On angular momentum of photons: the role of transversality condition in quantum mechanics

TL;DR

This paper clarifies how the transversality condition affects the angular momentum of photons, revealing that proper representation allows separation of spin and orbital parts and identifying the role of Berry gauge in quantization.

Contribution

It introduces a two-component wavefunction representation that properly incorporates the transversality constraint, enabling clear separation of photon spin and orbital angular momentum.

Findings

Separation of photon spin and orbital angular momentum is possible with correct representation.

The Berry gauge plays a crucial role in the canonical quantization of photon states.

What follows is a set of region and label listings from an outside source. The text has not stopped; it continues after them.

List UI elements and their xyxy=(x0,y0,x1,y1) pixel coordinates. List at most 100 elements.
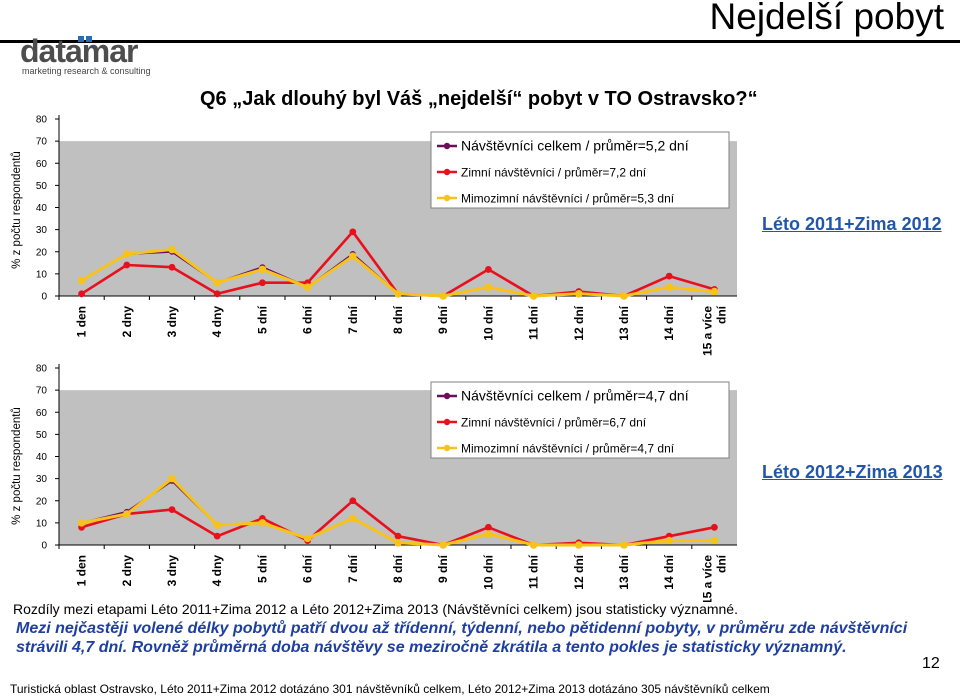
legend-entry: Návštěvníci celkem / průměr=4,7 dní xyxy=(461,388,689,404)
y-tick-label: 20 xyxy=(36,496,48,507)
data-point xyxy=(439,541,448,549)
y-tick-label: 40 xyxy=(36,203,48,214)
x-tick-label: 6 dní xyxy=(301,554,315,583)
y-tick-label: 60 xyxy=(36,159,48,170)
x-tick-label: 8 dní xyxy=(391,554,405,583)
x-tick-label: 11 dní xyxy=(527,305,541,340)
data-point xyxy=(439,292,448,300)
x-tick-label: 4 dny xyxy=(210,555,224,587)
data-point xyxy=(394,532,402,540)
x-tick-label: 7 dní xyxy=(346,554,360,583)
x-tick-label: 3 dny xyxy=(165,306,179,338)
summary-note: Mezi nejčastěji volené délky pobytů patř… xyxy=(16,620,908,656)
y-tick-label: 0 xyxy=(41,541,47,552)
data-point xyxy=(575,541,583,549)
legend-entry: Mimozimní návštěvníci / průměr=5,3 dní xyxy=(461,192,675,206)
x-tick-label-line: 15 a více xyxy=(700,306,714,356)
question-text: Q6 „Jak dlouhý byl Váš „nejdelší“ pobyt … xyxy=(200,88,758,110)
page-title: Nejdelší pobyt xyxy=(709,0,944,37)
legend-entry: Návštěvníci celkem / průměr=5,2 dní xyxy=(461,138,689,154)
data-point xyxy=(665,272,673,280)
x-tick-label: 12 dní xyxy=(572,305,586,340)
x-tick-label-line: dní xyxy=(714,305,728,324)
data-point xyxy=(484,283,493,291)
y-tick-label: 20 xyxy=(36,247,48,258)
legend-swatch-marker xyxy=(443,194,451,202)
data-point xyxy=(620,292,628,300)
data-point xyxy=(77,519,86,527)
x-tick-label: 15 a vícední xyxy=(700,305,728,356)
y-tick-label: 30 xyxy=(36,474,48,485)
x-tick-label: 1 den xyxy=(75,555,89,586)
data-point xyxy=(710,287,719,296)
y-tick-label: 80 xyxy=(36,115,48,126)
data-point xyxy=(485,266,492,273)
data-point xyxy=(394,289,402,298)
period-label-2: Léto 2012+Zima 2013 xyxy=(762,462,943,482)
x-tick-label: 2 dny xyxy=(120,306,134,338)
data-point xyxy=(213,290,221,298)
data-point xyxy=(213,532,221,540)
y-axis-label: % z počtu respondentů xyxy=(11,407,23,525)
data-point xyxy=(575,289,583,298)
x-tick-label: 8 dní xyxy=(391,305,405,334)
data-point xyxy=(303,534,312,543)
x-tick-label: 5 dní xyxy=(255,554,269,583)
y-tick-label: 70 xyxy=(36,386,48,397)
y-tick-label: 70 xyxy=(36,137,48,148)
logo-dot-2 xyxy=(86,36,92,42)
legend-swatch-marker xyxy=(443,168,451,176)
y-tick-label: 40 xyxy=(36,452,48,463)
logo-dot-1 xyxy=(78,36,84,42)
footer-note: Turistická oblast Ostravsko, Léto 2011+Z… xyxy=(10,682,770,696)
legend-swatch-marker xyxy=(443,392,451,400)
y-tick-label: 10 xyxy=(36,269,48,280)
data-point xyxy=(213,278,221,287)
data-point xyxy=(394,538,402,547)
data-point xyxy=(349,514,357,523)
x-tick-label: 2 dny xyxy=(120,555,134,587)
y-tick-label: 10 xyxy=(36,518,48,529)
title-divider xyxy=(0,40,960,43)
x-tick-label: 7 dní xyxy=(346,305,360,334)
data-point xyxy=(665,283,673,291)
x-tick-label: 12 dní xyxy=(572,554,586,589)
data-point xyxy=(485,523,492,531)
chart-2: 0 10 20 30 40 50 60 70 80 % z počtu respondentů 1 … xyxy=(11,364,737,602)
x-tick-label: 6 dní xyxy=(301,305,315,334)
data-point xyxy=(710,536,719,545)
x-tick-label: 4 dny xyxy=(210,306,224,338)
data-point xyxy=(303,283,312,291)
legend-box xyxy=(430,131,730,209)
legend-swatch-marker xyxy=(443,444,451,452)
logo-tagline: marketing research & consulting xyxy=(22,66,151,76)
x-tick-label: 14 dní xyxy=(662,554,676,589)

Observable quantum effects depend on the choice of Berry gauge.

Abstract

Whether the total angular momentum of the photon can be separated into spin and orbital parts has been a long-standing problem due to the constraint of transversality condition on its vector wavefunction. A careful analysis shows that the situation arises from a misuse of the constraint in quantum mechanics. To use the constraint properly, we convert the vector representation into a two-component representation in which the wavefunction is not constrained by any conditions. Upon doing so, we not only separate the spin conceptually from the orbital angular momentum but also identify the Berry gauge in which the two-component wavefunction can be canonically quantized. A corollary is that only in one particular Berry gauge can a radiation field be canonically quantized in terms of the plane waves. The degree of freedom to fix the Berry gauge, which reflects a symmetry of the constraint, turns out to have observable quantum effects.